Lo que atenta a la convivencia es que todavía se tenga que exhibir fotos o hacer recibimientos

Sortu

Tras la polémica de los ongi etorris la estrategia de la provocación de la España profunda se ha reactivado como todos los veranos con la guerra mediática y judicial a las fotos de los presos. Nada más iniciarse la Aste Nagusia bilbaina, la Ertzaintza procedía a retirar las fotografías de los presos políticos bilbainos de la txozna de Txori Barrote.
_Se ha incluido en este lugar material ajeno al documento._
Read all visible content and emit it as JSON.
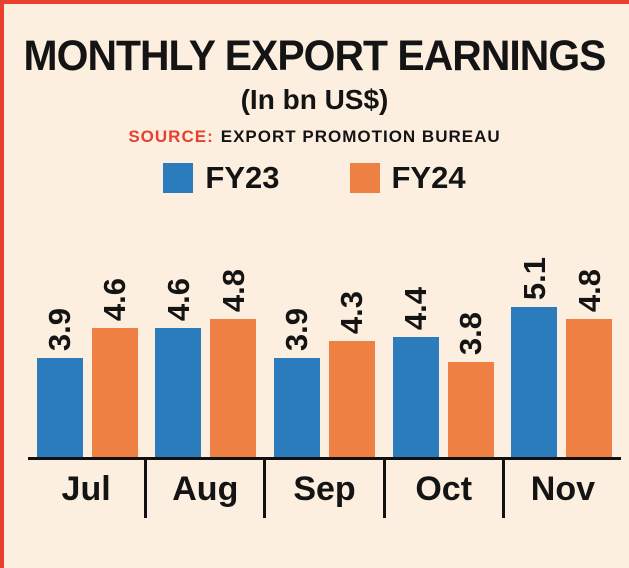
{
  "page": {
    "background_color": "#fcefdf",
    "accent_red": "#e8402d",
    "axis_color": "#111111"
  },
  "header": {
    "title": "MONTHLY EXPORT EARNINGS",
    "subtitle": "(In bn US$)",
    "source_label": "SOURCE:",
    "source_value": "EXPORT PROMOTION BUREAU"
  },
  "legend": [
    {
      "label": "FY23",
      "color": "#2b7cbc"
    },
    {
      "label": "FY24",
      "color": "#ef8043"
    }
  ],
  "chart_data": {
    "type": "bar",
    "title": "MONTHLY EXPORT EARNINGS",
    "subtitle": "(In bn US$)",
    "unit": "bn US$",
    "source": "EXPORT PROMOTION BUREAU",
    "categories": [
      "Jul",
      "Aug",
      "Sep",
      "Oct",
      "Nov"
    ],
    "series": [
      {
        "name": "FY23",
        "color": "#2b7cbc",
        "values": [
          3.9,
          4.6,
          3.9,
          4.4,
          5.1
        ]
      },
      {
        "name": "FY24",
        "color": "#ef8043",
        "values": [
          4.6,
          4.8,
          4.3,
          3.8,
          4.8
        ]
      }
    ],
    "legend_position": "top",
    "grid": false,
    "value_labels": "rotated-90-above-bars",
    "ylim_visual_baseline": 1.6
  }
}
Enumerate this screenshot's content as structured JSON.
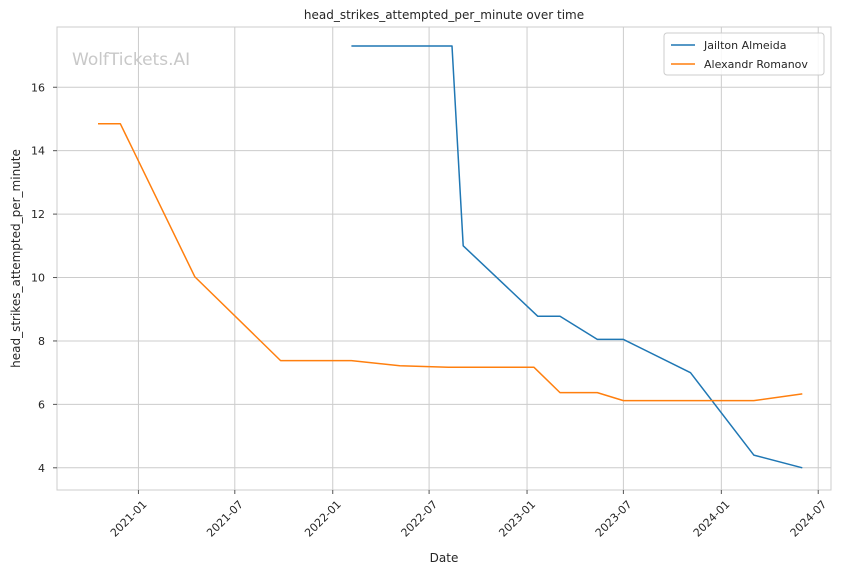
{
  "chart_data": {
    "type": "line",
    "title": "head_strikes_attempted_per_minute over time",
    "xlabel": "Date",
    "ylabel": "head_strikes_attempted_per_minute",
    "watermark": "WolfTickets.AI",
    "x_axis": "date",
    "xlim": [
      "2020-08-01",
      "2024-07-25"
    ],
    "ylim": [
      3.3,
      17.9
    ],
    "x_ticks": [
      "2021-01-01",
      "2021-07-01",
      "2022-01-01",
      "2022-07-01",
      "2023-01-01",
      "2023-07-01",
      "2024-01-01",
      "2024-07-01"
    ],
    "x_tick_labels": [
      "2021-01",
      "2021-07",
      "2022-01",
      "2022-07",
      "2023-01",
      "2023-07",
      "2024-01",
      "2024-07"
    ],
    "y_ticks": [
      4,
      6,
      8,
      10,
      12,
      14,
      16
    ],
    "y_tick_labels": [
      "4",
      "6",
      "8",
      "10",
      "12",
      "14",
      "16"
    ],
    "grid": true,
    "legend_position": "top-right",
    "series": [
      {
        "name": "Jailton Almeida",
        "color": "#1f77b4",
        "points": [
          [
            "2022-02-05",
            17.3
          ],
          [
            "2022-08-13",
            17.3
          ],
          [
            "2022-09-03",
            11.0
          ],
          [
            "2023-01-21",
            8.78
          ],
          [
            "2023-03-04",
            8.78
          ],
          [
            "2023-05-13",
            8.05
          ],
          [
            "2023-07-01",
            8.05
          ],
          [
            "2023-11-04",
            7.0
          ],
          [
            "2024-03-02",
            4.4
          ],
          [
            "2024-06-01",
            4.0
          ]
        ]
      },
      {
        "name": "Alexandr Romanov",
        "color": "#ff7f0e",
        "points": [
          [
            "2020-10-17",
            14.85
          ],
          [
            "2020-11-28",
            14.85
          ],
          [
            "2021-04-17",
            10.02
          ],
          [
            "2021-09-25",
            7.38
          ],
          [
            "2022-02-05",
            7.38
          ],
          [
            "2022-05-07",
            7.22
          ],
          [
            "2022-08-06",
            7.17
          ],
          [
            "2023-01-14",
            7.17
          ],
          [
            "2023-03-04",
            6.37
          ],
          [
            "2023-05-13",
            6.37
          ],
          [
            "2023-07-01",
            6.12
          ],
          [
            "2024-03-02",
            6.12
          ],
          [
            "2024-06-01",
            6.33
          ]
        ]
      }
    ]
  }
}
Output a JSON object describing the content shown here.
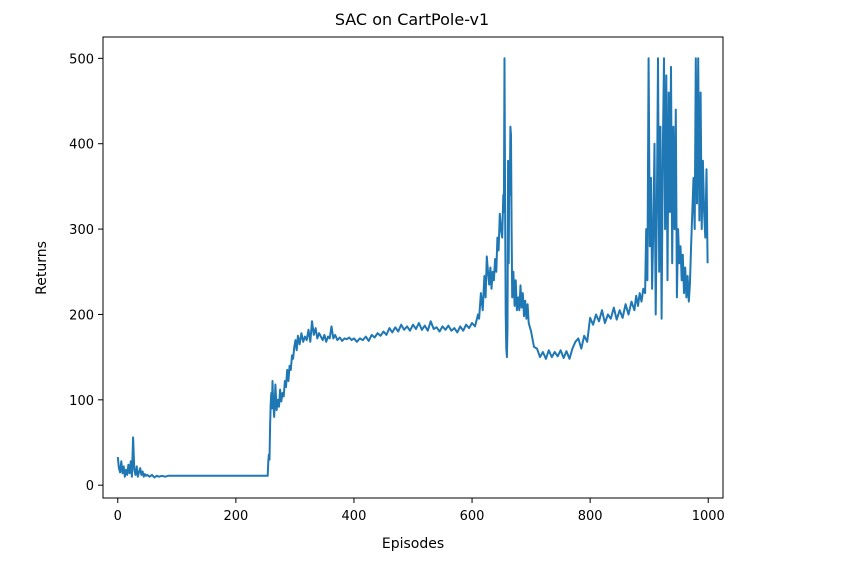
{
  "chart_data": {
    "type": "line",
    "title": "SAC on CartPole-v1",
    "xlabel": "Episodes",
    "ylabel": "Returns",
    "xlim": [
      -25,
      1025
    ],
    "ylim": [
      -15,
      525
    ],
    "xticks": [
      0,
      200,
      400,
      600,
      800,
      1000
    ],
    "yticks": [
      0,
      100,
      200,
      300,
      400,
      500
    ],
    "grid": false,
    "line_color": "#1f77b4",
    "series": [
      {
        "points": [
          [
            0,
            33
          ],
          [
            2,
            20
          ],
          [
            4,
            15
          ],
          [
            6,
            28
          ],
          [
            8,
            14
          ],
          [
            10,
            22
          ],
          [
            12,
            10
          ],
          [
            14,
            18
          ],
          [
            16,
            12
          ],
          [
            18,
            24
          ],
          [
            20,
            14
          ],
          [
            22,
            28
          ],
          [
            24,
            10
          ],
          [
            26,
            56
          ],
          [
            28,
            18
          ],
          [
            30,
            12
          ],
          [
            32,
            22
          ],
          [
            34,
            10
          ],
          [
            36,
            15
          ],
          [
            38,
            20
          ],
          [
            40,
            12
          ],
          [
            42,
            16
          ],
          [
            44,
            10
          ],
          [
            46,
            13
          ],
          [
            48,
            11
          ],
          [
            50,
            12
          ],
          [
            54,
            10
          ],
          [
            58,
            12
          ],
          [
            62,
            9
          ],
          [
            66,
            11
          ],
          [
            70,
            10
          ],
          [
            75,
            11
          ],
          [
            80,
            10
          ],
          [
            86,
            11
          ],
          [
            90,
            11
          ],
          [
            120,
            11
          ],
          [
            160,
            11
          ],
          [
            200,
            11
          ],
          [
            240,
            11
          ],
          [
            254,
            11
          ],
          [
            255,
            28
          ],
          [
            256,
            36
          ],
          [
            257,
            30
          ],
          [
            258,
            70
          ],
          [
            259,
            95
          ],
          [
            260,
            108
          ],
          [
            261,
            90
          ],
          [
            262,
            122
          ],
          [
            263,
            100
          ],
          [
            265,
            80
          ],
          [
            267,
            118
          ],
          [
            269,
            88
          ],
          [
            271,
            100
          ],
          [
            273,
            92
          ],
          [
            275,
            112
          ],
          [
            277,
            98
          ],
          [
            279,
            108
          ],
          [
            281,
            104
          ],
          [
            283,
            122
          ],
          [
            285,
            115
          ],
          [
            287,
            135
          ],
          [
            289,
            122
          ],
          [
            291,
            140
          ],
          [
            293,
            135
          ],
          [
            295,
            152
          ],
          [
            297,
            148
          ],
          [
            299,
            162
          ],
          [
            301,
            170
          ],
          [
            303,
            158
          ],
          [
            305,
            175
          ],
          [
            308,
            165
          ],
          [
            311,
            178
          ],
          [
            314,
            168
          ],
          [
            317,
            174
          ],
          [
            320,
            170
          ],
          [
            323,
            182
          ],
          [
            326,
            168
          ],
          [
            329,
            192
          ],
          [
            332,
            176
          ],
          [
            335,
            184
          ],
          [
            338,
            172
          ],
          [
            341,
            178
          ],
          [
            344,
            174
          ],
          [
            347,
            170
          ],
          [
            350,
            176
          ],
          [
            353,
            168
          ],
          [
            356,
            174
          ],
          [
            359,
            172
          ],
          [
            362,
            186
          ],
          [
            365,
            172
          ],
          [
            368,
            176
          ],
          [
            372,
            170
          ],
          [
            376,
            173
          ],
          [
            380,
            169
          ],
          [
            384,
            172
          ],
          [
            388,
            171
          ],
          [
            392,
            173
          ],
          [
            396,
            170
          ],
          [
            400,
            172
          ],
          [
            405,
            168
          ],
          [
            410,
            172
          ],
          [
            415,
            170
          ],
          [
            420,
            174
          ],
          [
            425,
            169
          ],
          [
            430,
            176
          ],
          [
            435,
            173
          ],
          [
            440,
            178
          ],
          [
            445,
            175
          ],
          [
            450,
            180
          ],
          [
            455,
            176
          ],
          [
            460,
            184
          ],
          [
            465,
            179
          ],
          [
            470,
            185
          ],
          [
            475,
            180
          ],
          [
            480,
            188
          ],
          [
            485,
            182
          ],
          [
            490,
            186
          ],
          [
            495,
            181
          ],
          [
            500,
            188
          ],
          [
            505,
            183
          ],
          [
            510,
            190
          ],
          [
            515,
            182
          ],
          [
            520,
            187
          ],
          [
            525,
            181
          ],
          [
            530,
            192
          ],
          [
            535,
            183
          ],
          [
            540,
            185
          ],
          [
            545,
            180
          ],
          [
            550,
            186
          ],
          [
            555,
            182
          ],
          [
            560,
            187
          ],
          [
            565,
            181
          ],
          [
            570,
            184
          ],
          [
            575,
            179
          ],
          [
            580,
            186
          ],
          [
            585,
            181
          ],
          [
            590,
            188
          ],
          [
            595,
            184
          ],
          [
            600,
            190
          ],
          [
            605,
            186
          ],
          [
            610,
            200
          ],
          [
            612,
            195
          ],
          [
            615,
            225
          ],
          [
            618,
            205
          ],
          [
            621,
            245
          ],
          [
            623,
            220
          ],
          [
            625,
            268
          ],
          [
            627,
            250
          ],
          [
            629,
            235
          ],
          [
            631,
            255
          ],
          [
            633,
            230
          ],
          [
            635,
            250
          ],
          [
            637,
            240
          ],
          [
            639,
            265
          ],
          [
            641,
            250
          ],
          [
            643,
            290
          ],
          [
            645,
            275
          ],
          [
            647,
            318
          ],
          [
            649,
            300
          ],
          [
            651,
            290
          ],
          [
            653,
            340
          ],
          [
            654,
            320
          ],
          [
            655,
            500
          ],
          [
            656,
            330
          ],
          [
            657,
            200
          ],
          [
            658,
            160
          ],
          [
            659,
            150
          ],
          [
            660,
            185
          ],
          [
            661,
            380
          ],
          [
            662,
            260
          ],
          [
            663,
            360
          ],
          [
            664,
            340
          ],
          [
            665,
            420
          ],
          [
            666,
            410
          ],
          [
            667,
            300
          ],
          [
            668,
            220
          ],
          [
            670,
            250
          ],
          [
            672,
            210
          ],
          [
            674,
            240
          ],
          [
            676,
            205
          ],
          [
            678,
            220
          ],
          [
            680,
            205
          ],
          [
            682,
            234
          ],
          [
            684,
            208
          ],
          [
            686,
            225
          ],
          [
            688,
            198
          ],
          [
            690,
            216
          ],
          [
            692,
            195
          ],
          [
            694,
            212
          ],
          [
            696,
            190
          ],
          [
            700,
            180
          ],
          [
            705,
            162
          ],
          [
            710,
            160
          ],
          [
            715,
            150
          ],
          [
            720,
            156
          ],
          [
            725,
            148
          ],
          [
            730,
            158
          ],
          [
            735,
            150
          ],
          [
            740,
            156
          ],
          [
            745,
            151
          ],
          [
            750,
            158
          ],
          [
            755,
            149
          ],
          [
            760,
            157
          ],
          [
            765,
            148
          ],
          [
            770,
            160
          ],
          [
            775,
            168
          ],
          [
            780,
            172
          ],
          [
            785,
            160
          ],
          [
            790,
            175
          ],
          [
            795,
            168
          ],
          [
            800,
            196
          ],
          [
            805,
            188
          ],
          [
            810,
            200
          ],
          [
            815,
            192
          ],
          [
            820,
            205
          ],
          [
            825,
            190
          ],
          [
            830,
            200
          ],
          [
            835,
            195
          ],
          [
            840,
            208
          ],
          [
            845,
            194
          ],
          [
            850,
            205
          ],
          [
            855,
            196
          ],
          [
            860,
            212
          ],
          [
            865,
            200
          ],
          [
            870,
            215
          ],
          [
            875,
            205
          ],
          [
            878,
            222
          ],
          [
            881,
            210
          ],
          [
            884,
            225
          ],
          [
            887,
            215
          ],
          [
            890,
            230
          ],
          [
            893,
            225
          ],
          [
            895,
            300
          ],
          [
            897,
            240
          ],
          [
            899,
            500
          ],
          [
            901,
            280
          ],
          [
            903,
            360
          ],
          [
            905,
            230
          ],
          [
            907,
            300
          ],
          [
            909,
            400
          ],
          [
            911,
            200
          ],
          [
            913,
            330
          ],
          [
            915,
            500
          ],
          [
            917,
            250
          ],
          [
            919,
            420
          ],
          [
            921,
            195
          ],
          [
            923,
            390
          ],
          [
            925,
            500
          ],
          [
            927,
            300
          ],
          [
            929,
            480
          ],
          [
            931,
            240
          ],
          [
            933,
            460
          ],
          [
            935,
            320
          ],
          [
            937,
            490
          ],
          [
            939,
            260
          ],
          [
            941,
            420
          ],
          [
            943,
            300
          ],
          [
            945,
            440
          ],
          [
            947,
            220
          ],
          [
            949,
            300
          ],
          [
            951,
            260
          ],
          [
            953,
            280
          ],
          [
            955,
            240
          ],
          [
            957,
            270
          ],
          [
            959,
            225
          ],
          [
            961,
            255
          ],
          [
            963,
            220
          ],
          [
            965,
            245
          ],
          [
            967,
            215
          ],
          [
            969,
            235
          ],
          [
            971,
            280
          ],
          [
            973,
            320
          ],
          [
            975,
            360
          ],
          [
            977,
            300
          ],
          [
            979,
            500
          ],
          [
            981,
            330
          ],
          [
            983,
            500
          ],
          [
            985,
            310
          ],
          [
            987,
            460
          ],
          [
            989,
            300
          ],
          [
            991,
            380
          ],
          [
            993,
            320
          ],
          [
            995,
            290
          ],
          [
            997,
            370
          ],
          [
            999,
            260
          ]
        ]
      }
    ]
  }
}
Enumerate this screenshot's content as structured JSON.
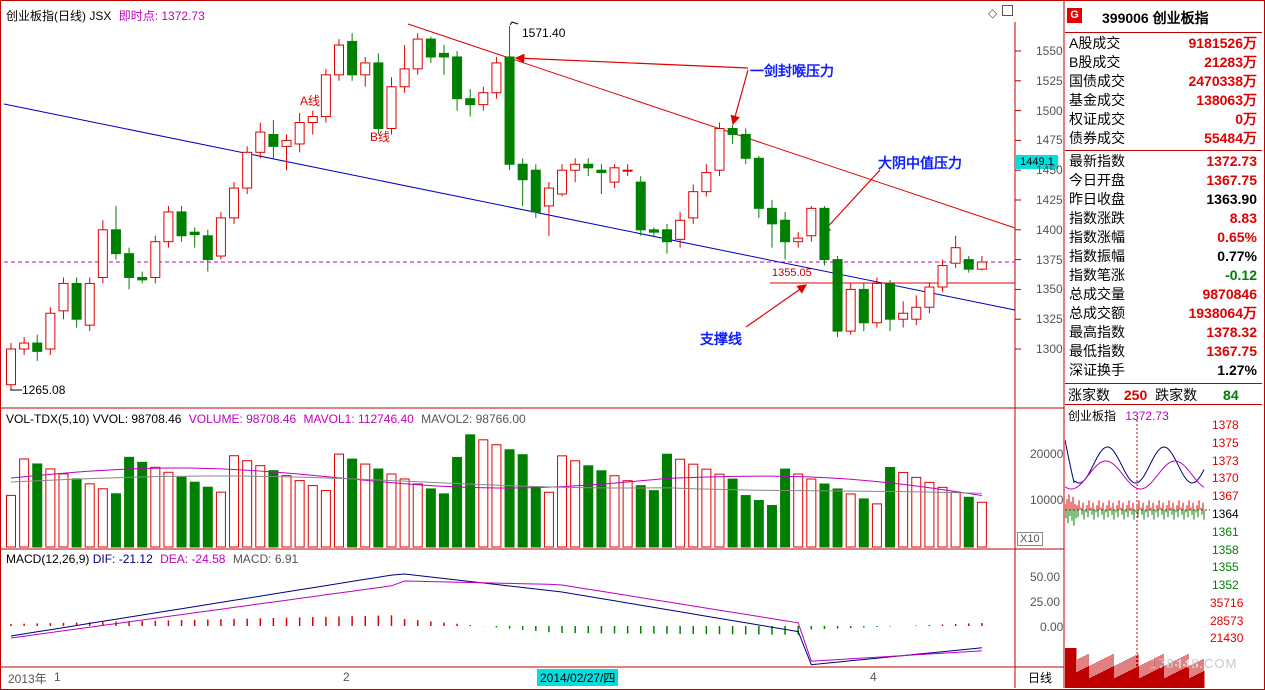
{
  "main_chart": {
    "title": "创业板指(日线) JSX",
    "realtime_label": "即时点:",
    "realtime_value": "1372.73",
    "high_marker": "1571.40",
    "low_marker": "1265.08",
    "support_price_label": "1355.05",
    "current_price_box": "1449.1",
    "y_ticks": [
      "1550",
      "1525",
      "1500",
      "1475",
      "1450",
      "1425",
      "1400",
      "1375",
      "1350",
      "1325",
      "1300"
    ],
    "wave_labels": {
      "a": "A线",
      "b": "B线"
    },
    "annotations": {
      "sword_pressure": "一剑封喉压力",
      "yin_pressure": "大阴中值压力",
      "support": "支撑线"
    }
  },
  "volume_panel": {
    "title": "VOL-TDX(5,10)",
    "vvol_label": "VVOL: 98708.46",
    "volume_label": "VOLUME: 98708.46",
    "mavol1_label": "MAVOL1: 112746.40",
    "mavol2_label": "MAVOL2: 98766.00",
    "y_ticks": [
      "20000",
      "10000"
    ],
    "unit": "X10"
  },
  "macd_panel": {
    "title": "MACD(12,26,9)",
    "dif_label": "DIF: -21.12",
    "dea_label": "DEA: -24.58",
    "macd_label": "MACD: 6.91",
    "y_ticks": [
      "50.00",
      "25.00",
      "0.00"
    ]
  },
  "time_axis": {
    "labels": [
      "2013年",
      "1",
      "2",
      "4"
    ],
    "highlight_date": "2014/02/27/四",
    "period": "日线"
  },
  "quote_panel": {
    "badge": "G",
    "code_name": "399006 创业板指",
    "rows": [
      {
        "label": "A股成交",
        "value": "9181526",
        "unit": "万",
        "color": "red"
      },
      {
        "label": "B股成交",
        "value": "21283",
        "unit": "万",
        "color": "red"
      },
      {
        "label": "国债成交",
        "value": "2470338",
        "unit": "万",
        "color": "red"
      },
      {
        "label": "基金成交",
        "value": "138063",
        "unit": "万",
        "color": "red"
      },
      {
        "label": "权证成交",
        "value": "0",
        "unit": "万",
        "color": "red"
      },
      {
        "label": "债券成交",
        "value": "55484",
        "unit": "万",
        "color": "red"
      },
      {
        "label": "最新指数",
        "value": "1372.73",
        "unit": "",
        "color": "red"
      },
      {
        "label": "今日开盘",
        "value": "1367.75",
        "unit": "",
        "color": "red"
      },
      {
        "label": "昨日收盘",
        "value": "1363.90",
        "unit": "",
        "color": "black"
      },
      {
        "label": "指数涨跌",
        "value": "8.83",
        "unit": "",
        "color": "red"
      },
      {
        "label": "指数涨幅",
        "value": "0.65%",
        "unit": "",
        "color": "red"
      },
      {
        "label": "指数振幅",
        "value": "0.77%",
        "unit": "",
        "color": "black"
      },
      {
        "label": "指数笔涨",
        "value": "-0.12",
        "unit": "",
        "color": "green"
      },
      {
        "label": "总成交量",
        "value": "9870846",
        "unit": "",
        "color": "red"
      },
      {
        "label": "总成交额",
        "value": "1938064",
        "unit": "万",
        "color": "red"
      },
      {
        "label": "最高指数",
        "value": "1378.32",
        "unit": "",
        "color": "red"
      },
      {
        "label": "最低指数",
        "value": "1367.75",
        "unit": "",
        "color": "red"
      },
      {
        "label": "深证换手",
        "value": "1.27%",
        "unit": "",
        "color": "black"
      }
    ],
    "up_label": "涨家数",
    "up_count": "250",
    "down_label": "跌家数",
    "down_count": "84"
  },
  "mini_chart": {
    "title": "创业板指",
    "value": "1372.73",
    "price_ticks": [
      "1378",
      "1375",
      "1373",
      "1370",
      "1367",
      "1364",
      "1361",
      "1358",
      "1355",
      "1352"
    ],
    "volume_ticks": [
      "35716",
      "28573",
      "21430"
    ]
  },
  "watermark": "178448.COM",
  "colors": {
    "up": "#e00000",
    "down": "#008000",
    "support_line": "#0000c0",
    "pressure_line": "#e00000",
    "annotation": "#1020ff"
  }
}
La actuación policial obedeció a la orden de Alejandro Abascal, juez de guardia en la Audiencia Nacional, bajo el argumento de que mostrar fotos de presos vascos puede ser constitutivo de un delito de “humillación a las víctimas”. Este juez en funciones de guardia, atendió la petición de “Dignidad y Justicia” pese a que varias sentencias de la propia Audiencia nacional ya han considerado que exhibir las fotos de los presos (la más reciente por las fotos de la Korrika en Iruñea) no es delito ni de apología ni de humillación a las victimas sino que puede ser una forma de reivindicar los derechos de los encarcelados o de realizar una crítica política al alejamiento y la dispersión. 

Sin embargo, lo mas preocupante de esta clásica serpiente de verano alentada por los sectores inmovilistas y contrarios a la paz y la convivencia, venía tras las insensatas declaraciones del delegado del Gobierno en Euskadi en entrevista a un diario vizcaíno. Trasladando el odio de campo, insistía en ver odio en los “recibimientos” y liga éstos a un posible “rebrote del terrorismo” a medio plazo. El representante del gobierno en funciones parece querer avanzar futuras nefastas decisiones de su partido. Se vale de los últimos recibimientos y de la insuflada polémica alentada por los medios de comunicación de la derecha o las más vengativas de las asociaciones de victimas contrarias a solución alguna, para apuntalar un relato de parte, amenazar y aventurar una marcha atrás en el cambio de rumbo de la política penitenciaria que aun no se ha iniciado. Pretendiendo situar las posturas inmovilistas y una vuelta al pasado sobre las espaldas de la izquierda abertzale quiere ocultar todas las maniobras contrarias a la “normalización política” alentadas por su partido en el pasado, en el presente y, sin renunciar a su monopolio de la violencia en el futuro, augura escasas políticas de progreso o cambios de calado en la política penitenciaria. 

«Si el trifachito plantea la estrategia de la provocación, en nombre de la convivencia no se puede hacer seguidismo de su agenda y menos aún echar gasolina al fuego con irresponsables reflexiones sobre la vuelta de la violencia de ETA»

Si desde todos los ámbitos se reconoce la imposibilidad de responder a los actos de recibimiento de excarcelados por vía penal ¿por qué se alimenta artificial y mediáticamente la cuestión de la humillación a las victimas sabiendo que no obedece a ello? ¿por qué se insiste en buscar nuevos caminos represivos, prohibitivos y punitivos? ¿por qué se pretende legislar para el pasado y no para el futuro? ¿por qué se amenaza tanto velada como públicamente? Si el trifachito plantea la estrategia de la provocación, en nombre de la convivencia no se puede hacer seguidismo de su agenda y menos aún echar gasolina al fuego con irresponsables reflexiones sobre la vuelta de la violencia de ETA. 

«Lo que verdaderamente atenta a la convivencia es que 8 años después del cese definitivo de la lucha armada, todavía se tengan que exhibir fotos o hacer recibimientos por no haber solucionado las consecuencias (presos) del conflicto»

La izquierda abertzale siempre ha estado implicada en la búsqueda y consolidación de la paz, en la recuperación de la convivencia y en ir a la raíz de los problemas. Lo que atenta contra la convivencia, no son ni las fotos ni los recibimientos de personas que han cumplido o están cumpliendo hasta el último de sus días, y aún más, por retorcimiento de la ley. Lo que verdaderamente atenta a la convivencia es que 8 años después del cese definitivo de la lucha armada, todavía se tengan que exhibir fotos o hacer recibimientos por no haber solucionado las consecuencias (presos) del conflicto. Los que han negado o esquivado la solución integral no pueden ahora ser abanderados de la ética.